En la Catedral de Menorca se conserva una pintura de esta escena evangélica, unida a otras representaciones sagradas. Este conjunto es notable por su antigüedad y categoría artística. En su conjunto se trata de dos grandes lienzos, obra de un pintor natural de Mallorca, Joan Mas, que trabajó en Ciutadella entre 1590 y 1607. Se ven dos santos de especial veneración en la isla, san Antonio y san Jorge, que ocupan el espacio superior de ambas telas.
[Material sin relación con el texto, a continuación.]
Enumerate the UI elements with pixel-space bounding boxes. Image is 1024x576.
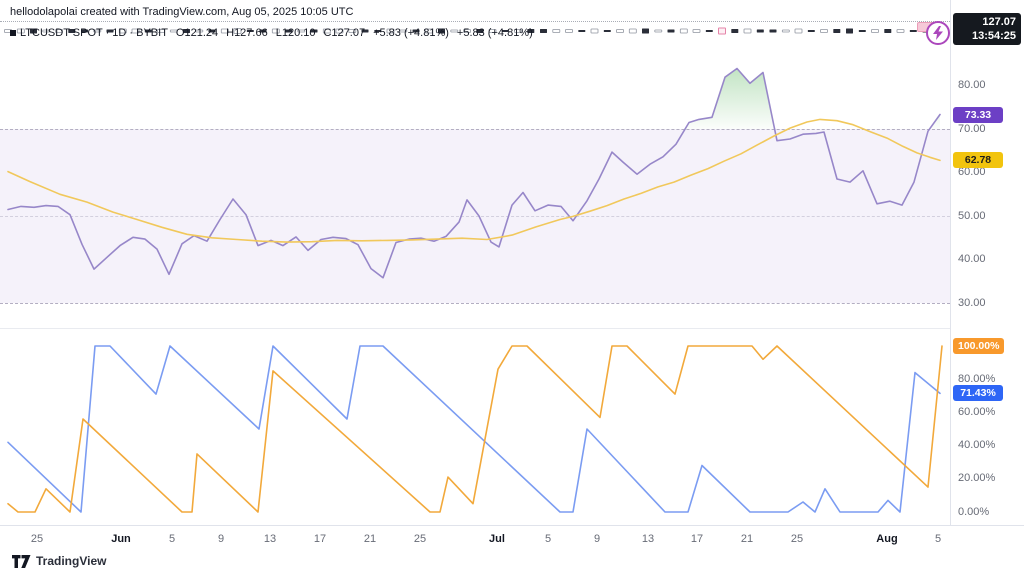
time-label-day: 13 <box>263 533 277 545</box>
value-badge: 73.33 <box>953 106 1003 123</box>
symbol-legend[interactable]: LTCUSDT SPOT · 1D · BYBIT O121.24 H127.6… <box>10 27 541 39</box>
last-price-dotted-line <box>0 21 950 22</box>
value-badge: 71.43% <box>953 385 1003 402</box>
value-badge: 62.78 <box>953 152 1003 169</box>
gridline-70 <box>0 129 950 130</box>
ohlc-open: O121.24 <box>175 27 219 39</box>
time-label-month: Jun <box>111 533 131 545</box>
last-price-time: 13:54:25 <box>971 30 1016 42</box>
time-label-day: 5 <box>168 533 176 545</box>
lower-orange-line <box>7 345 943 513</box>
axis-tick-label: 80.00% <box>958 372 996 385</box>
time-label-day: 17 <box>690 533 704 545</box>
time-axis[interactable]: 25 Jun 5 9 13 17 21 25 Jul 5 9 13 17 21 25 Aug 5 <box>0 526 1024 550</box>
main-purple-line <box>7 67 941 279</box>
axis-tick-label: 70.00 <box>958 122 986 135</box>
time-label-day: 25 <box>413 533 427 545</box>
time-label-month: Jul <box>489 533 505 545</box>
value-badge: 100.00% <box>953 338 1005 354</box>
lower-blue-line <box>7 345 941 513</box>
lightning-icon <box>933 26 943 40</box>
symbol-bullet-icon <box>10 30 16 36</box>
axis-tick-label: 80.00 <box>958 79 986 91</box>
time-label-day: 5 <box>934 533 942 545</box>
time-axis-separator <box>0 525 1024 526</box>
time-label-day: 25 <box>790 533 804 545</box>
time-label-month: Aug <box>876 533 898 545</box>
main-yellow-line <box>7 118 941 243</box>
panel-separator[interactable] <box>0 328 950 329</box>
time-label-day: 9 <box>217 533 225 545</box>
axis-tick-label: 40.00% <box>958 439 996 452</box>
attribution-text: hellodolapolai created with TradingView.… <box>10 6 354 18</box>
axis-tick-label: 0.00% <box>958 505 990 518</box>
gridline-30 <box>0 303 950 304</box>
price-change: +5.83 (+4.81%) <box>373 27 449 39</box>
tradingview-logo[interactable]: TradingView <box>12 554 106 568</box>
overbought-fill <box>685 68 940 129</box>
last-price-value: 127.07 <box>982 16 1016 28</box>
time-label-day: 5 <box>544 533 552 545</box>
last-price-badge: 127.07 13:54:25 <box>953 13 1021 45</box>
lightning-button[interactable] <box>926 21 950 45</box>
gridline-50 <box>0 216 950 217</box>
axis-tick-label: 60.00 <box>958 166 986 178</box>
symbol-title: LTCUSDT SPOT · 1D · BYBIT <box>20 27 168 39</box>
time-label-day: 13 <box>641 533 655 545</box>
ohlc-high: H127.66 <box>226 27 268 39</box>
price-axis-separator <box>950 0 951 525</box>
ohlc-low: L120.10 <box>275 27 316 39</box>
axis-tick-label: 20.00% <box>958 472 996 485</box>
axis-tick-label: 40.00 <box>958 253 986 265</box>
time-label-day: 25 <box>30 533 44 545</box>
time-label-day: 9 <box>593 533 601 545</box>
ohlc-close: C127.07 <box>323 27 366 39</box>
tradingview-logo-icon <box>12 554 31 568</box>
axis-tick-label: 50.00 <box>958 209 986 222</box>
time-label-day: 21 <box>363 533 377 545</box>
axis-tick-label: 60.00% <box>958 405 996 418</box>
time-label-day: 17 <box>313 533 327 545</box>
tradingview-logo-text: TradingView <box>36 554 107 568</box>
price-axis[interactable]: 127.07 13:54:25 90.0080.0070.0060.0050.0… <box>950 0 1024 525</box>
axis-tick-label: 30.00 <box>958 296 986 309</box>
indicator-lines <box>7 67 943 513</box>
price-change-secondary: +5.83 (+4.81%) <box>456 27 533 39</box>
time-label-day: 21 <box>740 533 754 545</box>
En la parte inferior se ven respectivamente la Visitación de María y la presentación del niño Jesús en el templo de Jerusalén.

Estas pinturas se destinaron a adornar las puertas de un órgano construido hacia 1602. Las pinturas probablemente solo estaban a la vista de los fieles cuando habiendo de sonar el órgano se abrían sus puertas. Era ésta una manifestación de la sacralidad de la audición, y los fieles podían contemplar con devoción las hermosas pinturas que aparecían en las puertas del órgano normalmente cerrado en beneficio de su conservación. Hacia 1642 estas pinturas se colocaron en la capilla de la Asunción.

En la pintura de la Visitación se ve el encuentro de la Virgen en actitud de saludar a su prima Isabel, la cual se arrodilla ante María, que ya ha concebido en su seno al Salvador. A izquierda del lienzo aparen san José y otras personas del pueblo. A la derecha Zacarías y algunos otros espectadores; más abajo un madre junto con su niño que apenas empieza a dar sus primeros pasos.

Un poeta de Siria en el siglo IV, Jacobo de Sarug, se refería al misterio de la Visitación diciendo: «María es el amanecer que lleva consigo al Sol de justicia, Isabel es el crepúsculo vespertino que alberga a la estrella luciente, Llegó la aurora y saludó a su compañera vespertina: el atardecer se conmovió profundamente al ver que le besaba la aurora».